The Art of the Second Avenue Subway (72nd St Station)

The day that thousands of Upper East Side NYC residents have been waiting for is finally here! January 1st, 2017 marked the opening of the Second Avenue Subway line. For those of you who did not know, an initial project idea was introduced in 1929 and failed to go through several times during the course of the 20th century. Phase 1 had finally been commenced in 2007 which means it took about 10 years for it to be completed. Four new stations have been built up until now: 63rd, 72nd, 86th and 96th Streets. I happened to live close to the 72nd St station and what I can tell by far – this is one of the coolest stations in an entire New York City! Let me take you on a tour and show you what’s inside.
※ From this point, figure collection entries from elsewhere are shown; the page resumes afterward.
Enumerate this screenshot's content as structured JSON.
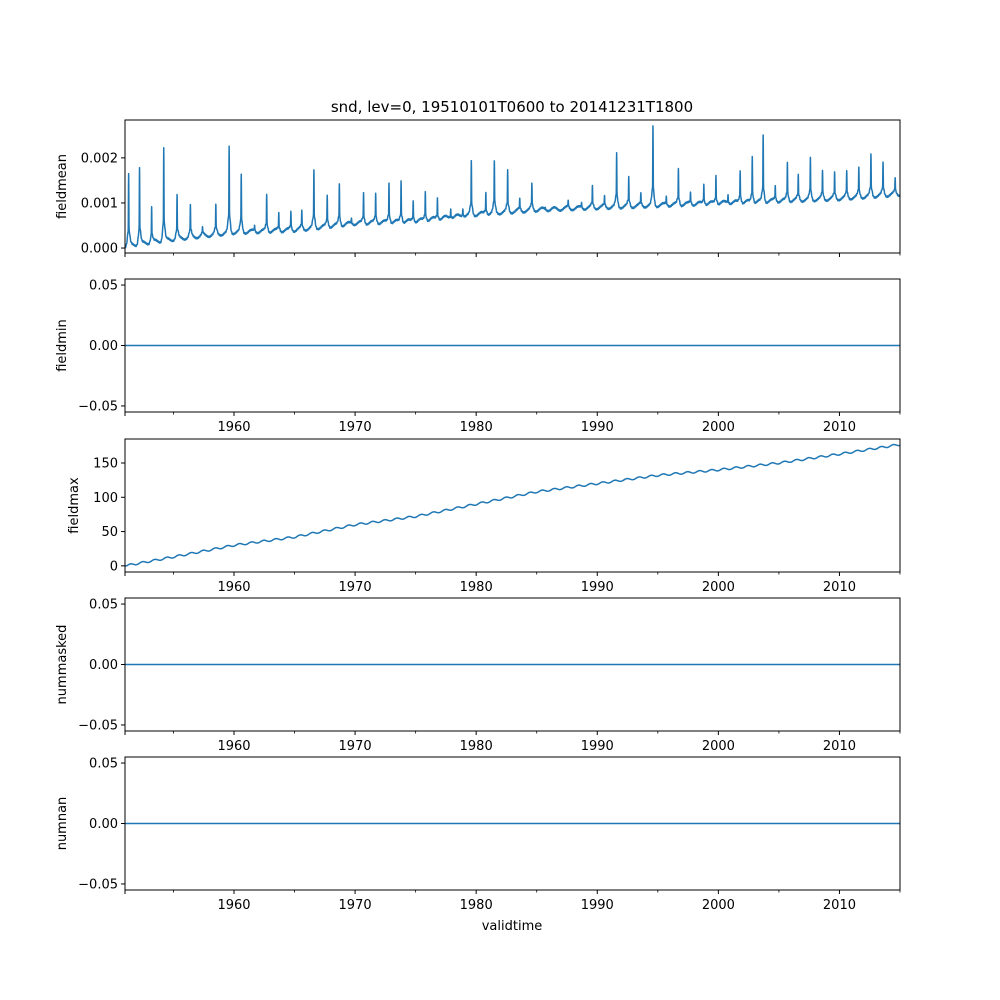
{
  "chart_data": {
    "type": "line",
    "title": "snd, lev=0, 19510101T0600 to 20141231T1800",
    "xlabel": "validtime",
    "xlim": [
      1951.0,
      2015.0
    ],
    "xticks": [
      1960,
      1970,
      1980,
      1990,
      2000,
      2010
    ],
    "xtick_labels": [
      "1960",
      "1970",
      "1980",
      "1990",
      "2000",
      "2010"
    ],
    "minor_xticks": [
      1955,
      1965,
      1975,
      1985,
      1995,
      2005,
      2015
    ],
    "line_color": "#1f77b4",
    "grid": false,
    "subplots": [
      {
        "name": "fieldmean",
        "ylabel": "fieldmean",
        "ylim": [
          -0.00011,
          0.00284
        ],
        "yticks": [
          0.0,
          0.001,
          0.002
        ],
        "ytick_labels": [
          "0.000",
          "0.001",
          "0.002"
        ],
        "show_xtick_labels": false,
        "series": {
          "kind": "seasonal-peaks",
          "baseline": {
            "x": [
              1951,
              1955,
              1960,
              1965,
              1970,
              1975,
              1980,
              1985,
              1990,
              1995,
              2000,
              2005,
              2010,
              2015
            ],
            "y": [
              5e-05,
              0.0002,
              0.00035,
              0.0004,
              0.00055,
              0.0006,
              0.00075,
              0.00085,
              0.0009,
              0.00095,
              0.001,
              0.00105,
              0.0011,
              0.0012
            ]
          },
          "peaks": {
            "x": [
              1951.3,
              1952.2,
              1953.2,
              1954.2,
              1955.3,
              1956.4,
              1957.4,
              1958.5,
              1959.6,
              1960.6,
              1961.7,
              1962.7,
              1963.7,
              1964.7,
              1965.6,
              1966.6,
              1967.7,
              1968.7,
              1969.7,
              1970.7,
              1971.7,
              1972.8,
              1973.8,
              1974.8,
              1975.8,
              1976.8,
              1977.9,
              1978.9,
              1979.6,
              1980.8,
              1981.5,
              1982.6,
              1983.6,
              1984.6,
              1985.7,
              1986.6,
              1987.6,
              1988.7,
              1989.6,
              1990.6,
              1991.6,
              1992.6,
              1993.6,
              1994.6,
              1995.7,
              1996.7,
              1997.7,
              1998.8,
              1999.8,
              2000.8,
              2001.8,
              2002.8,
              2003.7,
              2004.7,
              2005.7,
              2006.6,
              2007.6,
              2008.6,
              2009.6,
              2010.6,
              2011.6,
              2012.6,
              2013.6,
              2014.6
            ],
            "y": [
              0.00162,
              0.00178,
              0.00093,
              0.00222,
              0.00115,
              0.00093,
              0.00045,
              0.00093,
              0.00222,
              0.00162,
              0.00052,
              0.00118,
              0.00078,
              0.00083,
              0.00081,
              0.0017,
              0.00118,
              0.00143,
              0.00065,
              0.00123,
              0.00123,
              0.00146,
              0.0015,
              0.00108,
              0.00128,
              0.00112,
              0.0009,
              0.00092,
              0.0019,
              0.00125,
              0.0019,
              0.0017,
              0.00108,
              0.00143,
              0.0009,
              0.00085,
              0.00105,
              0.00102,
              0.00135,
              0.00115,
              0.0021,
              0.00155,
              0.0012,
              0.0027,
              0.00115,
              0.00175,
              0.00125,
              0.00145,
              0.00162,
              0.0012,
              0.00175,
              0.00205,
              0.0025,
              0.0014,
              0.0019,
              0.0016,
              0.002,
              0.0017,
              0.00165,
              0.0017,
              0.00178,
              0.00205,
              0.00188,
              0.00155
            ]
          }
        }
      },
      {
        "name": "fieldmin",
        "ylabel": "fieldmin",
        "ylim": [
          -0.055,
          0.055
        ],
        "yticks": [
          -0.05,
          0.0,
          0.05
        ],
        "ytick_labels": [
          "−0.05",
          "0.00",
          "0.05"
        ],
        "show_xtick_labels": true,
        "series": {
          "kind": "constant",
          "x": [
            1951.0,
            2015.0
          ],
          "y": [
            0.0,
            0.0
          ]
        }
      },
      {
        "name": "fieldmax",
        "ylabel": "fieldmax",
        "ylim": [
          -9,
          185
        ],
        "yticks": [
          0,
          50,
          100,
          150
        ],
        "ytick_labels": [
          "0",
          "50",
          "100",
          "150"
        ],
        "show_xtick_labels": true,
        "series": {
          "kind": "trend-wiggle",
          "x": [
            1951,
            1955,
            1960,
            1965,
            1970,
            1975,
            1980,
            1985,
            1990,
            1995,
            2000,
            2005,
            2010,
            2015
          ],
          "y": [
            0,
            13,
            30,
            42,
            60,
            72,
            90,
            108,
            120,
            132,
            140,
            150,
            163,
            177
          ]
        }
      },
      {
        "name": "nummasked",
        "ylabel": "nummasked",
        "ylim": [
          -0.055,
          0.055
        ],
        "yticks": [
          -0.05,
          0.0,
          0.05
        ],
        "ytick_labels": [
          "−0.05",
          "0.00",
          "0.05"
        ],
        "show_xtick_labels": true,
        "series": {
          "kind": "constant",
          "x": [
            1951.0,
            2015.0
          ],
          "y": [
            0.0,
            0.0
          ]
        }
      },
      {
        "name": "numnan",
        "ylabel": "numnan",
        "ylim": [
          -0.055,
          0.055
        ],
        "yticks": [
          -0.05,
          0.0,
          0.05
        ],
        "ytick_labels": [
          "−0.05",
          "0.00",
          "0.05"
        ],
        "show_xtick_labels": true,
        "series": {
          "kind": "constant",
          "x": [
            1951.0,
            2015.0
          ],
          "y": [
            0.0,
            0.0
          ]
        }
      }
    ]
  }
}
As expected, the station is very modern looking and what I’ve heard so far, it is one of the most ambitious contemporary art projects that the Metropolitan Transportation Authority has ever undertaken. At the beginning of 2009, 4 out of 300 artists around the world were selected to transform the stations into their own installations. I used the 72nd St station today for the first time and took some photos there.

The work featured in 72nd St station is by Brazilian artists Vik Muniz who lives between New York City and Rio de Janeiro.

“Perfect Strangers” is the collection of life size portraits of people waiting for a train. Mosaics were created based on staged photographs of people that Vik Muniz knows in real life. Let’s take a look:


As you enter the first underground level, vast vestibule opens up with majority of art pieces located on perimeter:

A lady got inspired and makes a drawing of the figures:

Mr. Muniz’s son, 26 years old Gaspar, was posing for his father dressed up as a Times Square mascot:

As we all know, you can meet celebrities in NYC subway from tie to time. Waris Ahluwalia is featured in this series:

A nurse and a gay couple holding hands:

Stairs to the train platforms:

Policeman with an ice cream:

Mr. Muniz himself in a comic scene loosing documents from his briefcase:

Famous restaurateur Daniel Boulud, holding a bag with a fish tail sticking out and a lady dressed in traditional Indian clothe:

And of course an iconic NYC saxophonist:

If these art works don’t wow you then I don’t know what does because they are fantastic and represent New Yorkers so well.

“In the subway you really don’t end up remembering anything but the people,” Mr. Muniz said. “You remember the characters, and you make up stories about them.”